Did you often wonder why Barbados is referred to as the “coral island”? Well, it’s not just because we have the beautiful coral stone on the island or because the other Caribbean islands are volcanic and we are coral-based.
Geologically, Barbados is one of the most fascinating formations known to man. Barbados geological development is the result of a collision between the Atlantic plate and the Caribbean plate. Our island, over the period of about a million years, was born of the gradual accretion of the oceanic sediments and regular tectonic uplifts caused by the Atlantic plate being pushed under the Caribbean plate which literally forced Barbados to ‘pop’ out of the ocean.
The island however, did not take its present shape all at once. Barbados presented as a gradual rising (over some 500,000 years) when coral reefs were created in clear, shallow waters which surrounded the exposed part of the Barbados ridge. At different intervals between 500,000 to 120,000 years ago, Barbados became enlarged by tectonic uplifts which pushed these reefs out of the water. These sea reefs are now ‘inland reefs’ which present as terraces and cliffs that can be seen as you drive around the island.

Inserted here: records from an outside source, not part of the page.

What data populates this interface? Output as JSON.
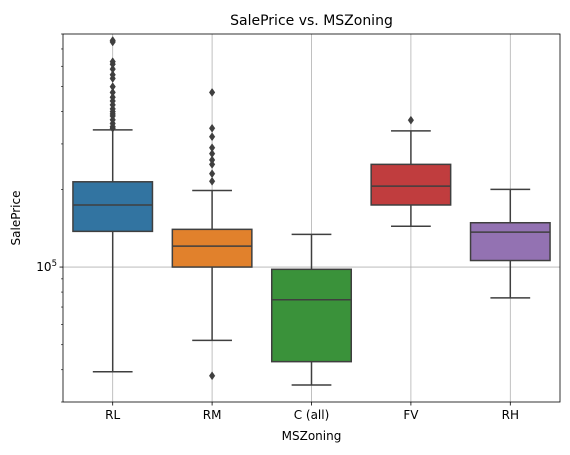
{
  "chart_data": {
    "type": "box",
    "title": "SalePrice vs. MSZoning",
    "xlabel": "MSZoning",
    "ylabel": "SalePrice",
    "yscale": "log",
    "ylim": [
      30000,
      800000
    ],
    "grid": true,
    "categories": [
      "RL",
      "RM",
      "C (all)",
      "FV",
      "RH"
    ],
    "boxes": [
      {
        "category": "RL",
        "color": "#3274a1",
        "whisker_low": 39300,
        "q1": 137500,
        "median": 174000,
        "q3": 214000,
        "whisker_high": 340000,
        "outliers": [
          345000,
          350000,
          360000,
          372000,
          385000,
          392000,
          400000,
          410000,
          425000,
          440000,
          455000,
          475000,
          500000,
          538000,
          556000,
          585000,
          611000,
          625000,
          745000,
          755000
        ]
      },
      {
        "category": "RM",
        "color": "#e1812c",
        "whisker_low": 52000,
        "q1": 100000,
        "median": 120500,
        "q3": 140000,
        "whisker_high": 198000,
        "outliers": [
          37900,
          215000,
          230000,
          250000,
          260000,
          275000,
          290000,
          320000,
          345000,
          475000
        ]
      },
      {
        "category": "C (all)",
        "color": "#3a923a",
        "whisker_low": 34900,
        "q1": 43000,
        "median": 74700,
        "q3": 98000,
        "whisker_high": 133900,
        "outliers": []
      },
      {
        "category": "FV",
        "color": "#c03d3e",
        "whisker_low": 144000,
        "q1": 174000,
        "median": 205950,
        "q3": 250000,
        "whisker_high": 337000,
        "outliers": [
          370800
        ]
      },
      {
        "category": "RH",
        "color": "#9372b2",
        "whisker_low": 76000,
        "q1": 106000,
        "median": 136500,
        "q3": 148500,
        "whisker_high": 200000,
        "outliers": []
      }
    ],
    "ytick_labels": [
      "10^5"
    ]
  }
}
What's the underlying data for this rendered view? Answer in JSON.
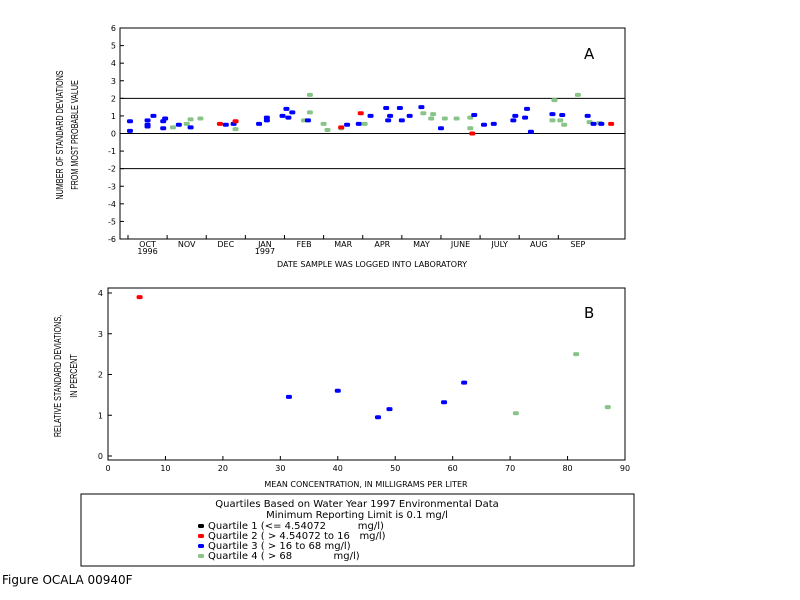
{
  "chart_data": [
    {
      "id": "A",
      "type": "scatter",
      "panel_label": "A",
      "ylabel": [
        "NUMBER OF STANDARD DEVIATIONS",
        "FROM MOST PROBABLE VALUE"
      ],
      "xlabel": "DATE SAMPLE WAS LOGGED INTO LABORATORY",
      "ylim": [
        -6,
        6
      ],
      "yticks": [
        "6",
        "5",
        "4",
        "3",
        "2",
        "1",
        "0",
        "-1",
        "-2",
        "-3",
        "-4",
        "-5",
        "-6"
      ],
      "xlim": [
        0,
        12.5
      ],
      "month_ticks": [
        {
          "label": "OCT",
          "sub": "1996",
          "x": 0.5
        },
        {
          "label": "NOV",
          "x": 1.5
        },
        {
          "label": "DEC",
          "x": 2.5
        },
        {
          "label": "JAN",
          "sub": "1997",
          "x": 3.5
        },
        {
          "label": "FEB",
          "x": 4.5
        },
        {
          "label": "MAR",
          "x": 5.5
        },
        {
          "label": "APR",
          "x": 6.5
        },
        {
          "label": "MAY",
          "x": 7.5
        },
        {
          "label": "JUNE",
          "x": 8.5
        },
        {
          "label": "JULY",
          "x": 9.5
        },
        {
          "label": "AUG",
          "x": 10.5
        },
        {
          "label": "SEP",
          "x": 11.5
        }
      ],
      "reference_lines": [
        2,
        0,
        -2
      ],
      "points": [
        {
          "x": 0.05,
          "y": 0.7,
          "q": 3
        },
        {
          "x": 0.05,
          "y": 0.15,
          "q": 3
        },
        {
          "x": 0.5,
          "y": 0.5,
          "q": 3
        },
        {
          "x": 0.5,
          "y": 0.75,
          "q": 3
        },
        {
          "x": 0.5,
          "y": 0.4,
          "q": 3
        },
        {
          "x": 0.65,
          "y": 1.0,
          "q": 3
        },
        {
          "x": 0.9,
          "y": 0.7,
          "q": 3
        },
        {
          "x": 0.9,
          "y": 0.3,
          "q": 3
        },
        {
          "x": 0.95,
          "y": 0.85,
          "q": 3
        },
        {
          "x": 1.15,
          "y": 0.35,
          "q": 4
        },
        {
          "x": 1.3,
          "y": 0.5,
          "q": 3
        },
        {
          "x": 1.5,
          "y": 0.55,
          "q": 4
        },
        {
          "x": 1.6,
          "y": 0.35,
          "q": 3
        },
        {
          "x": 1.6,
          "y": 0.8,
          "q": 4
        },
        {
          "x": 1.85,
          "y": 0.85,
          "q": 4
        },
        {
          "x": 2.35,
          "y": 0.55,
          "q": 2
        },
        {
          "x": 2.5,
          "y": 0.5,
          "q": 3
        },
        {
          "x": 2.7,
          "y": 0.55,
          "q": 3
        },
        {
          "x": 2.75,
          "y": 0.7,
          "q": 2
        },
        {
          "x": 2.75,
          "y": 0.25,
          "q": 4
        },
        {
          "x": 3.35,
          "y": 0.55,
          "q": 3
        },
        {
          "x": 3.55,
          "y": 0.75,
          "q": 3
        },
        {
          "x": 3.55,
          "y": 0.9,
          "q": 3
        },
        {
          "x": 3.95,
          "y": 1.0,
          "q": 3
        },
        {
          "x": 4.05,
          "y": 1.4,
          "q": 3
        },
        {
          "x": 4.1,
          "y": 0.9,
          "q": 3
        },
        {
          "x": 4.2,
          "y": 1.2,
          "q": 3
        },
        {
          "x": 4.5,
          "y": 0.75,
          "q": 4
        },
        {
          "x": 4.6,
          "y": 0.75,
          "q": 3
        },
        {
          "x": 4.65,
          "y": 1.2,
          "q": 4
        },
        {
          "x": 4.65,
          "y": 2.2,
          "q": 4
        },
        {
          "x": 5.0,
          "y": 0.55,
          "q": 4
        },
        {
          "x": 5.1,
          "y": 0.2,
          "q": 4
        },
        {
          "x": 5.45,
          "y": 0.3,
          "q": 4
        },
        {
          "x": 5.45,
          "y": 0.35,
          "q": 2
        },
        {
          "x": 5.6,
          "y": 0.5,
          "q": 3
        },
        {
          "x": 5.9,
          "y": 0.55,
          "q": 3
        },
        {
          "x": 5.95,
          "y": 1.15,
          "q": 2
        },
        {
          "x": 6.05,
          "y": 0.55,
          "q": 4
        },
        {
          "x": 6.2,
          "y": 1.0,
          "q": 3
        },
        {
          "x": 6.6,
          "y": 1.45,
          "q": 3
        },
        {
          "x": 6.65,
          "y": 0.75,
          "q": 3
        },
        {
          "x": 6.7,
          "y": 1.0,
          "q": 3
        },
        {
          "x": 6.95,
          "y": 1.45,
          "q": 3
        },
        {
          "x": 7.0,
          "y": 0.75,
          "q": 3
        },
        {
          "x": 7.2,
          "y": 1.0,
          "q": 3
        },
        {
          "x": 7.5,
          "y": 1.5,
          "q": 3
        },
        {
          "x": 7.55,
          "y": 1.15,
          "q": 4
        },
        {
          "x": 7.75,
          "y": 0.85,
          "q": 4
        },
        {
          "x": 7.8,
          "y": 1.1,
          "q": 4
        },
        {
          "x": 8.0,
          "y": 0.3,
          "q": 3
        },
        {
          "x": 8.1,
          "y": 0.85,
          "q": 4
        },
        {
          "x": 8.4,
          "y": 0.85,
          "q": 4
        },
        {
          "x": 8.75,
          "y": 0.9,
          "q": 4
        },
        {
          "x": 8.75,
          "y": 0.3,
          "q": 4
        },
        {
          "x": 8.8,
          "y": 0.0,
          "q": 2
        },
        {
          "x": 8.85,
          "y": 1.05,
          "q": 3
        },
        {
          "x": 9.1,
          "y": 0.5,
          "q": 3
        },
        {
          "x": 9.35,
          "y": 0.55,
          "q": 3
        },
        {
          "x": 9.85,
          "y": 0.75,
          "q": 3
        },
        {
          "x": 9.9,
          "y": 1.0,
          "q": 3
        },
        {
          "x": 10.15,
          "y": 0.9,
          "q": 3
        },
        {
          "x": 10.2,
          "y": 1.4,
          "q": 3
        },
        {
          "x": 10.3,
          "y": 0.1,
          "q": 3
        },
        {
          "x": 10.85,
          "y": 1.1,
          "q": 3
        },
        {
          "x": 10.85,
          "y": 0.75,
          "q": 4
        },
        {
          "x": 10.9,
          "y": 1.9,
          "q": 4
        },
        {
          "x": 11.05,
          "y": 0.75,
          "q": 4
        },
        {
          "x": 11.1,
          "y": 1.05,
          "q": 3
        },
        {
          "x": 11.15,
          "y": 0.5,
          "q": 4
        },
        {
          "x": 11.5,
          "y": 2.2,
          "q": 4
        },
        {
          "x": 11.75,
          "y": 1.0,
          "q": 3
        },
        {
          "x": 11.8,
          "y": 0.65,
          "q": 4
        },
        {
          "x": 11.9,
          "y": 0.55,
          "q": 3
        },
        {
          "x": 12.05,
          "y": 0.6,
          "q": 4
        },
        {
          "x": 12.1,
          "y": 0.55,
          "q": 3
        },
        {
          "x": 12.35,
          "y": 0.55,
          "q": 2
        }
      ]
    },
    {
      "id": "B",
      "type": "scatter",
      "panel_label": "B",
      "ylabel": [
        "RELATIVE STANDARD DEVIATIONS,",
        "IN PERCENT"
      ],
      "xlabel": "MEAN CONCENTRATION, IN MILLIGRAMS PER LITER",
      "xlim": [
        0,
        90
      ],
      "ylim": [
        0,
        4
      ],
      "xticks": [
        "0",
        "10",
        "20",
        "30",
        "40",
        "50",
        "60",
        "70",
        "80",
        "90"
      ],
      "yticks": [
        "0",
        "1",
        "2",
        "3",
        "4"
      ],
      "points": [
        {
          "x": 5.5,
          "y": 3.9,
          "q": 2
        },
        {
          "x": 31.5,
          "y": 1.45,
          "q": 3
        },
        {
          "x": 40.0,
          "y": 1.6,
          "q": 3
        },
        {
          "x": 47.0,
          "y": 0.95,
          "q": 3
        },
        {
          "x": 49.0,
          "y": 1.15,
          "q": 3
        },
        {
          "x": 58.5,
          "y": 1.32,
          "q": 3
        },
        {
          "x": 62.0,
          "y": 1.8,
          "q": 3
        },
        {
          "x": 71.0,
          "y": 1.05,
          "q": 4
        },
        {
          "x": 81.5,
          "y": 2.5,
          "q": 4
        },
        {
          "x": 87.0,
          "y": 1.2,
          "q": 4
        }
      ]
    }
  ],
  "legend": {
    "title": "Quartiles Based on Water Year 1997 Environmental Data",
    "subtitle": "Minimum Reporting Limit is 0.1 mg/l",
    "entries": [
      {
        "q": 1,
        "label": "Quartile 1 (<= 4.54072          mg/l)",
        "color": "#000000"
      },
      {
        "q": 2,
        "label": "Quartile 2 ( > 4.54072 to 16   mg/l)",
        "color": "#ff0000"
      },
      {
        "q": 3,
        "label": "Quartile 3 ( > 16 to 68 mg/l)",
        "color": "#0000ff"
      },
      {
        "q": 4,
        "label": "Quartile 4 ( > 68             mg/l)",
        "color": "#88c488"
      }
    ]
  },
  "figure_caption": "Figure OCALA 00940F"
}
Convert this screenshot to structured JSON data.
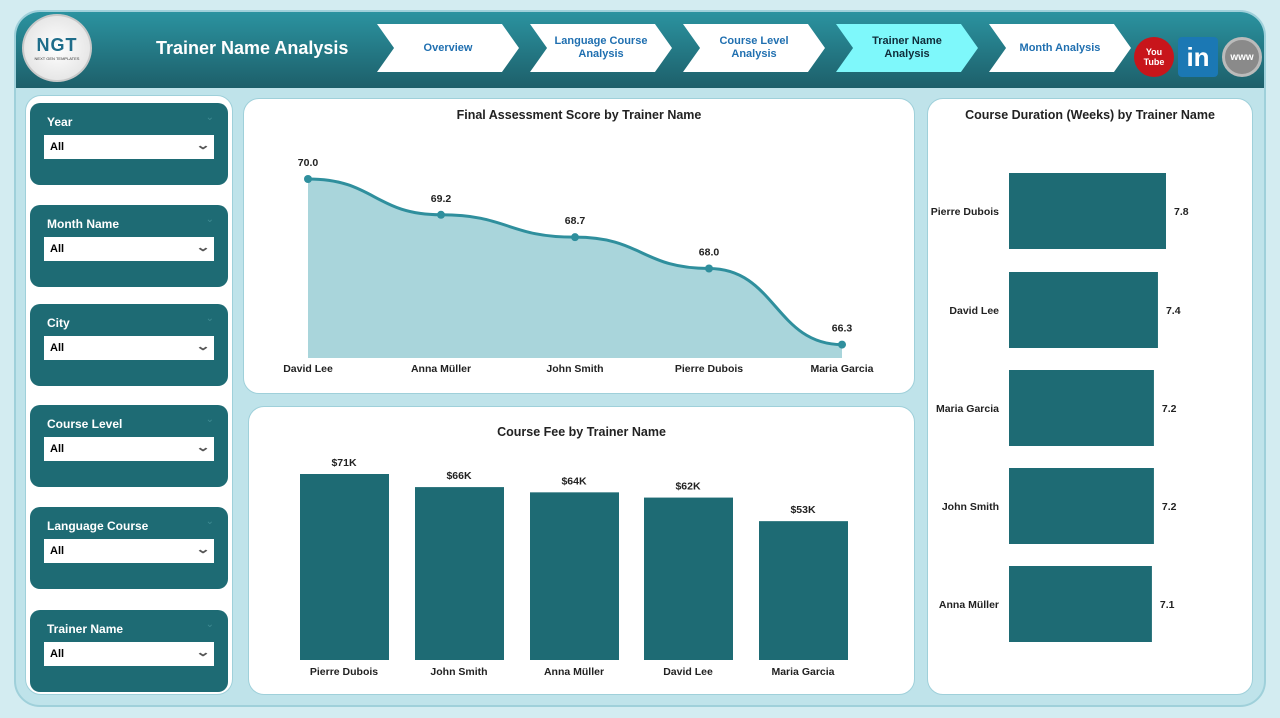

The unique activity of Barbados' geology also explains why we have so many caves, the most fascinating and beautiful of which is the popular Harrison’s Caves. Very simply put, the caves came about as a result of continued rain and ground water eroding the surface and structure of underground coral beds. The porosity of coral limestone bedrock also acts as a natural filter for rain water which is tapped in reservoirs and pumped throughout the island as excellent potable water to Barbadians.